The problem I have with this investment is that I will never be able forecast the future with any degree of certainty. I am dependent on the investment whims of the portfolio manager which is not as quantifiable as the asset base or earnings of say a wholesaler.

I agree with you analysis of the incentives, the track record of the management but what makes this a confident investment for you?

Looking forward to your response and thanks for the flow of info!!



ShadowStock said...

Hi Floris

I agree and I have no way to be certain the group of business is equal to the book value of ~17. But having said this, given the large recent insider buying by management, quality institutional micro cap value ownership, solid balance sheet, diversified group of companies in their portfolio, proven management team that have been incentivized so adding the idea to a diversified portfolio of other micro cap value ideas could prove satisfactory. If I decide to gain additional insight my position size may change if warranted. This approach works well for someone like me who can’t spend the required time to create a concentrated portfolio of micro cap stocks. I find it useless to call management as they have an agenda and are seldom useful and often times misleading.
I rather judge management based on statistics such as capital structure, share count reductions, SGA and executive costs to revenue, high historical ROIC relative to industry peers and a diversified group of insiders holding the stock. I will also use the proxy to get a background on management and the board.

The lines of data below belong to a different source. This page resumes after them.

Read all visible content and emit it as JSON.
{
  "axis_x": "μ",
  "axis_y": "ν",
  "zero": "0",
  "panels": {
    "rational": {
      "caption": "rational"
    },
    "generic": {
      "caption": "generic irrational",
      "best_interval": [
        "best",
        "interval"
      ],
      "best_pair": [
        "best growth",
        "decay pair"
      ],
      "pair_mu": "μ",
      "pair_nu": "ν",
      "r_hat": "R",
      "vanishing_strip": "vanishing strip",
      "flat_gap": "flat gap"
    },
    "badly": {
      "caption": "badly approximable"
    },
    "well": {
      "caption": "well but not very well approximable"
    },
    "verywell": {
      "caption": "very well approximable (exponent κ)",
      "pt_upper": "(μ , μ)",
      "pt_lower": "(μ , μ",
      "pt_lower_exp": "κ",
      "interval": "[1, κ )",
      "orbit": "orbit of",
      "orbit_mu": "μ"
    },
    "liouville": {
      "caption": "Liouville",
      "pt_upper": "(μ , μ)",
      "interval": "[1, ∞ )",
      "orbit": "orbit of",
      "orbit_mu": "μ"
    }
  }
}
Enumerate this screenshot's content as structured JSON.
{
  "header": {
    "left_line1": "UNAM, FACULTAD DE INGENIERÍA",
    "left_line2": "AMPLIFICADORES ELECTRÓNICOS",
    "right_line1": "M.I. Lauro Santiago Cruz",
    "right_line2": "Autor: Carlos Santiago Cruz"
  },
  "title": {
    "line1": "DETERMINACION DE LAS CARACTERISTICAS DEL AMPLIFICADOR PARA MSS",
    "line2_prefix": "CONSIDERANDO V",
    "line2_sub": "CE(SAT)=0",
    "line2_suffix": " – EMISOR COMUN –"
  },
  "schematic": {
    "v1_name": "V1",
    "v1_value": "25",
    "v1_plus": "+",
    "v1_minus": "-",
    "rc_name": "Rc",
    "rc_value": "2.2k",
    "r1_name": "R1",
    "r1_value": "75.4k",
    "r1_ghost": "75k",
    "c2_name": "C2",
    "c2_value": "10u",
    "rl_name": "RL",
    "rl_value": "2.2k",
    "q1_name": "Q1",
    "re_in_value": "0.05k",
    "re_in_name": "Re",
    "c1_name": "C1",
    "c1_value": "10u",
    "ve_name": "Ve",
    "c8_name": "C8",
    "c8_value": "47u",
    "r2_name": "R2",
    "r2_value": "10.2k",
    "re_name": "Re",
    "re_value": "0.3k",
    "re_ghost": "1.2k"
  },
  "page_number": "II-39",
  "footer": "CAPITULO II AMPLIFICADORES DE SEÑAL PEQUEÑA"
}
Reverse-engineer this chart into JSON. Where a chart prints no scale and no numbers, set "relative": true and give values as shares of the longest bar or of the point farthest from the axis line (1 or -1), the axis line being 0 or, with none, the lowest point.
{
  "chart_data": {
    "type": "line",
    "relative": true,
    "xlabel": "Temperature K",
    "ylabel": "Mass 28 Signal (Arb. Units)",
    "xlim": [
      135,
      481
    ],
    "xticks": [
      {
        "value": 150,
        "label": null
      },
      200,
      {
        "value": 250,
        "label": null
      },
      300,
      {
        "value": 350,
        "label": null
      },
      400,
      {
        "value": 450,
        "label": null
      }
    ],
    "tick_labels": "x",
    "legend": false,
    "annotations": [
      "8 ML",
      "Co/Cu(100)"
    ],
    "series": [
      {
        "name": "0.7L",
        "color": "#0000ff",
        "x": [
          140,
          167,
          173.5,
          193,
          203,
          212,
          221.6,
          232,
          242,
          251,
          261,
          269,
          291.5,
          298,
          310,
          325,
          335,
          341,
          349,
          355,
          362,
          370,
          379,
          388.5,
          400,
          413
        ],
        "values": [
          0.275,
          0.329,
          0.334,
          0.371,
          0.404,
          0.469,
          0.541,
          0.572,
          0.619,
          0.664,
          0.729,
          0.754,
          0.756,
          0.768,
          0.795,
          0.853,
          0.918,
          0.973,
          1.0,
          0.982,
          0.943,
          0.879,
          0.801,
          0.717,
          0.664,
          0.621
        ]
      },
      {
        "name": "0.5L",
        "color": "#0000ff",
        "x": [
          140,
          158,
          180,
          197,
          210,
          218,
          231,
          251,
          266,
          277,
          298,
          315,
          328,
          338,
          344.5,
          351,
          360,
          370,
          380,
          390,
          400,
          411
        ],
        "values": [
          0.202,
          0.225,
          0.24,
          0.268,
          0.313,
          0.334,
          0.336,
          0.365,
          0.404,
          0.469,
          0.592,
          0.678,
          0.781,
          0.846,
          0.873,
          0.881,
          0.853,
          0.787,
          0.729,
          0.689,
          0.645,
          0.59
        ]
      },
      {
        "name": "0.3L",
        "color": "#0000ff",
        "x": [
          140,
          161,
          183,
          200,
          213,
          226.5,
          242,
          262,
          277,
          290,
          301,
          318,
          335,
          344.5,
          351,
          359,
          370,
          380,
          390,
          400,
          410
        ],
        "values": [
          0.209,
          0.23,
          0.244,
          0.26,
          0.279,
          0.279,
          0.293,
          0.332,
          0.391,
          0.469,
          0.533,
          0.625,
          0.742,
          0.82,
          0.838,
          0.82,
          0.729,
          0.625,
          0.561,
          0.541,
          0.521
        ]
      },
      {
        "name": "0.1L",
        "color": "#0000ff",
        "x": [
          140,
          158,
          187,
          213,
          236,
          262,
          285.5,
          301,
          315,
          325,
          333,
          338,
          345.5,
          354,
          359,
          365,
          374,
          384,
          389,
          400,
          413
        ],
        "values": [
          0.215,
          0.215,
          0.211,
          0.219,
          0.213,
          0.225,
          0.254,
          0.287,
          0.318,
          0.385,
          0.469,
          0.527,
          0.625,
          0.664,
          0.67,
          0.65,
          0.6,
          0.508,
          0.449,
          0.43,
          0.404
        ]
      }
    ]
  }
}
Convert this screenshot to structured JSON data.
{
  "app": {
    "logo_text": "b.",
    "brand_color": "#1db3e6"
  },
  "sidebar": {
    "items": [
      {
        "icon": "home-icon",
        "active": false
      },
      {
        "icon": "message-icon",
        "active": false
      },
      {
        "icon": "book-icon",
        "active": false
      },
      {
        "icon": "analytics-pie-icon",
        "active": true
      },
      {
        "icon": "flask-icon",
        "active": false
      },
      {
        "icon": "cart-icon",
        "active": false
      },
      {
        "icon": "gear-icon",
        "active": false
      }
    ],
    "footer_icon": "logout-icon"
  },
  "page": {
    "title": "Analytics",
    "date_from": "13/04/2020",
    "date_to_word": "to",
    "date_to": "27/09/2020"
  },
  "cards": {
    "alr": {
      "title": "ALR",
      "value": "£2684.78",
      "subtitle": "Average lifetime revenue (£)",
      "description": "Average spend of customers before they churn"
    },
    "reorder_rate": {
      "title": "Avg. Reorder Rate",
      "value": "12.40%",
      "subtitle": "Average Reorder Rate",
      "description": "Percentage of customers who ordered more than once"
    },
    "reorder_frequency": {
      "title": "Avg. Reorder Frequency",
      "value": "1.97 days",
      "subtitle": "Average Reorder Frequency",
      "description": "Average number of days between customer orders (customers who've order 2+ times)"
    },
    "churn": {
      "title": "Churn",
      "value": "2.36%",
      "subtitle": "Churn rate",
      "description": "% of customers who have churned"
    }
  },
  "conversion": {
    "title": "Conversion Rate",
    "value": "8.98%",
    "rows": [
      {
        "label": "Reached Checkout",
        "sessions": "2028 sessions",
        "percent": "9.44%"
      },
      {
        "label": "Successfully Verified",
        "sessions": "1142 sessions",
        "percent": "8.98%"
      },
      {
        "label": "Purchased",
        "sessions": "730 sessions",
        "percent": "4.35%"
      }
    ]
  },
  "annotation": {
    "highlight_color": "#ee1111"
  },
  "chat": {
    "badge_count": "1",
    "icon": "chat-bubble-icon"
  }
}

Some of the holders of MVC are value investors Michael Price, Royce, John E. Deysher,
check the links


Barrons MVC question to John Deysher :
“Q: I see you also have the private-equity group MVC Capital. Isn't private equity having trouble accessing capital? A: There is probably no other industry that is less loved. All those stocks are down for a couple of reasons. No. 1, a lot of them have fairly leveraged balance sheets and questionable investments. MVC Capital [MVC], however, has a pristine balance sheet, and most of its investments are holding up fairly well. Second, there is some question as to what the values of these private companies are. Clearly, valuation multiples are coming down, but MVC is very conservative in its valuations. It has a net asset value of $17 a share right now and is trading for 9. They have taken markdowns on a couple of portfolio companies. But we think most of the 40 or so companies they have in the portfolio are still doing OK. Their ability to access capital is not much of an issue since MVC is not dependent on a lot of debt.”